Many parents don't want their children asking too many questions about them and they definitely don't want them asking others about them either especially if they aren't comfortable with how they lived in the past. So mom or dad starts advising the child not to ask about this or that. For some parents, they will even go so far as to threaten a child for wanting to know more about them. “Why do you need to know that? Stop asking so many questions, or else.” the parent cautions.
 
Fantasy goes away and reality begins for many perceptive children. For instance, a son learns that his often happy mother is really a sad, depressed one on pills that make her jovial. A daughter finds out her father really wasn't happy about her arrival and for years grieved about not having a son. She learns the hard way: why dad was hard on her growing up, why she acted like a Tomboy, and later became a lesbian. When children discover that what people say don't align with what they do, they want to know why? They need to know what is it about that person that makes them feel scared, angry, nervous, sad, or confused when he or she comes around. Children can pick up on feelings from parents of not being wanted. They may not recall certain details when it comes to bad things that happened to them, but they know that something wasn't right no matter how much mom reasons that something was okay or didn't happen.
 
Many parents work hard to keep secrets secret. But sooner or later, a child will sense that something is not right, and for many, they will search and search until dots start to connect. What's sad is that for some parents even if lies are killing a child mentally and physically, they will not reveal truth! They will blame the child when they see their issues show up in the child. For some parents, they will act as if they don't see the elephant in the room.
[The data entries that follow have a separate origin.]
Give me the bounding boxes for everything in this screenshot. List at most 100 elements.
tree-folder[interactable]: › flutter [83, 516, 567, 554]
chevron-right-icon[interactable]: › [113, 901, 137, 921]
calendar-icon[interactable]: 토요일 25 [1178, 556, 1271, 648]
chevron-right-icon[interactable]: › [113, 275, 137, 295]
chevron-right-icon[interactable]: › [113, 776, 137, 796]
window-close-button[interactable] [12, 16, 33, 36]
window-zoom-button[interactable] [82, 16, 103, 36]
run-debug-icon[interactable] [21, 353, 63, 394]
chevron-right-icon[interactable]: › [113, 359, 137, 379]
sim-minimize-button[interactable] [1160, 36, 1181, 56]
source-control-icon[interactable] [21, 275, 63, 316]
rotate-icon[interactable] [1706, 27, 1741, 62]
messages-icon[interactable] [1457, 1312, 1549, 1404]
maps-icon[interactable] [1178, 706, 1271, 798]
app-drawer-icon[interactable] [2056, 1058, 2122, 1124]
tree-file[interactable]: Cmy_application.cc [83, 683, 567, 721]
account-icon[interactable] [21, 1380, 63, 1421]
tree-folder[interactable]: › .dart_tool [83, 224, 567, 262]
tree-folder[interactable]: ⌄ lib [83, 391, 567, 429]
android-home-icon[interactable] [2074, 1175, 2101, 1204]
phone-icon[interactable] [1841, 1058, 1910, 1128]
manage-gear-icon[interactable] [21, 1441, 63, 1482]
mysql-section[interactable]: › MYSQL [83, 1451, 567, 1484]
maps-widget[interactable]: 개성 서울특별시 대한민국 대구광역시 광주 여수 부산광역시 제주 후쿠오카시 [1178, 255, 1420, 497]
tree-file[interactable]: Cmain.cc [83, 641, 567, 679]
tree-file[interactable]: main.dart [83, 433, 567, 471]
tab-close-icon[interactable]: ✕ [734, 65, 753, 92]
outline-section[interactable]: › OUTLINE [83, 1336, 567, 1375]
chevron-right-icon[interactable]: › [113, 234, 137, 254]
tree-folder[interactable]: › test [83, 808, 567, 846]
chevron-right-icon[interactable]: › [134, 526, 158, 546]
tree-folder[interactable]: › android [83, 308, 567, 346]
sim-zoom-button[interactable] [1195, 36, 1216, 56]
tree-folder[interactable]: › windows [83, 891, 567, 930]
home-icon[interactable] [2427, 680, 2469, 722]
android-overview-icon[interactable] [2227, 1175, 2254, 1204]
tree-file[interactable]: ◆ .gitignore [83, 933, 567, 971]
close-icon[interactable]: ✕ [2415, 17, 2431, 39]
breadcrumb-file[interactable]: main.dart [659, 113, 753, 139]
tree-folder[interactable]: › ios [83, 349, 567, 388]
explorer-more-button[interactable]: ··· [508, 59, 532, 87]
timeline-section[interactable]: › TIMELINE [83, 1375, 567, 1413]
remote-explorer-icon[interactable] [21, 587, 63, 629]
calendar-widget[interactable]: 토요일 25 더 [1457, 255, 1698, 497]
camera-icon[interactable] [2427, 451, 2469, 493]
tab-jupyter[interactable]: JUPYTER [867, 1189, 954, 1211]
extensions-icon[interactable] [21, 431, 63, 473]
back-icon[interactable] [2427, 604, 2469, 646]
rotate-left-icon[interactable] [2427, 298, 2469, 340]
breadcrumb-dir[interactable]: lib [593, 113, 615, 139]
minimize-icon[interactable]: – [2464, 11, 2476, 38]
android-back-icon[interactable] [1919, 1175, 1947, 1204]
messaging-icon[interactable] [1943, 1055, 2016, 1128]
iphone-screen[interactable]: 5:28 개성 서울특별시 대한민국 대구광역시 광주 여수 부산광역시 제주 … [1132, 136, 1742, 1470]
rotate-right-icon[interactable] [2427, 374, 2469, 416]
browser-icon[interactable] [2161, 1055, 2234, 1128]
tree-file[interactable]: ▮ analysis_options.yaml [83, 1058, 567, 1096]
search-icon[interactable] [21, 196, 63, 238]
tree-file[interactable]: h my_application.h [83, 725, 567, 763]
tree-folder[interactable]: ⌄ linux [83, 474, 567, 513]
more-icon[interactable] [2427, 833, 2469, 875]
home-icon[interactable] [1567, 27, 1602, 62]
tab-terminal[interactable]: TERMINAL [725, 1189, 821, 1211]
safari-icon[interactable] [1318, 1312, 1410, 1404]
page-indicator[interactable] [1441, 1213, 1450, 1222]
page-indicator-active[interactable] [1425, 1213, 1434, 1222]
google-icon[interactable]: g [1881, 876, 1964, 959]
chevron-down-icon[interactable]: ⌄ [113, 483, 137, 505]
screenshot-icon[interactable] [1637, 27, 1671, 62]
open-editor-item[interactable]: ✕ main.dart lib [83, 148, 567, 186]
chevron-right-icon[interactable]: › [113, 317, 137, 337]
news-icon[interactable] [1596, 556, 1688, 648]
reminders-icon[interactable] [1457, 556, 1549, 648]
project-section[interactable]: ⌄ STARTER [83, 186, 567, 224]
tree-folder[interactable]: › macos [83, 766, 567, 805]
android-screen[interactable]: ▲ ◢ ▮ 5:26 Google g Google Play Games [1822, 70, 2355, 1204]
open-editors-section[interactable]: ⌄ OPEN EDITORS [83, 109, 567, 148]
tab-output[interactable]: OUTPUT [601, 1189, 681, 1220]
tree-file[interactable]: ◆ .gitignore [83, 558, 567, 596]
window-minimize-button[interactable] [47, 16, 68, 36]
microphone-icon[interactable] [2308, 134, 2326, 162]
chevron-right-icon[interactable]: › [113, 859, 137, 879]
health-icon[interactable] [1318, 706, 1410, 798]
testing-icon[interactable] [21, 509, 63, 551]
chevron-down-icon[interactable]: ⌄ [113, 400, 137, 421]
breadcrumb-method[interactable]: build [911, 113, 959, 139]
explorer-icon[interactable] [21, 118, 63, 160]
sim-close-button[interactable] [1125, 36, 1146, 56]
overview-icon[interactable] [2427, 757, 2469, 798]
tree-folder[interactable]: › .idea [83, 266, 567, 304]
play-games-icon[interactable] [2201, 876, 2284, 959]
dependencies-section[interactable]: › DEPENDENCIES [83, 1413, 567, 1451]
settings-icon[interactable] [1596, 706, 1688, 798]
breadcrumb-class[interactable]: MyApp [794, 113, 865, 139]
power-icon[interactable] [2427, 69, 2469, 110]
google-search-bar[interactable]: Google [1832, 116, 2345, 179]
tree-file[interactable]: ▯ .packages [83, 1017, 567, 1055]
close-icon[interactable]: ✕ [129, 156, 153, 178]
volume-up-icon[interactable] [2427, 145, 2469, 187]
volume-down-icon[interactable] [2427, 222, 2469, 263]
How can one expect a mere child to carry the burdens of adults? If a curse is in a family, don't act as if it's the child's fault. Those who tell falsehoods, act double-minded, slander, and do other things to hurt others reap what they sow and unfortunately sometimes the sins of the parents fall on their children.
 
A child turned adult seeks his or her identity, purpose in life, and looks for reasons as to why they feel the way they do about mom and dad. Patting a boy or girl on the head and saying, “Don't worry.” Is not good enough after children reach a certain age.
 
From sex to drug addictions, a young confused man or woman finds his or her temporary peace in these things, an attempt to run away from those nagging feelings from childhood. Unanswered questions, verbal and physical abuse, lies told about what a child sees, hears, and more will drive a poor boy or girl insane. Don't wonder why some children go off, act weird, or don't seem to have their heads on straight, it isn't always about a mental condition with all children, sometimes it is a heart condition. A deep longing to sincerely know parents and a desire to be loved honestly and innocently.
 
A self-absorbed, quiet parent, a controlling, abusive parent, or one who has a mental issue, can be a child's worse enemy. Think about how these type of people affected you when you were raised by them, dated or married them, it wasn't a good feeling now was it?
 
So don't think for one minute children are not paying close attention to you mom or dad, because they are! They want to know what makes you tick. Why do you say and do the things that you do? How do you really feel about them? There comes a point that we all want truth, no more story-telling, game-playing, cover ups, and “you better not say...” statements. “What is really going on and why do I feel this way about you, mom and dad?” says the awakened child.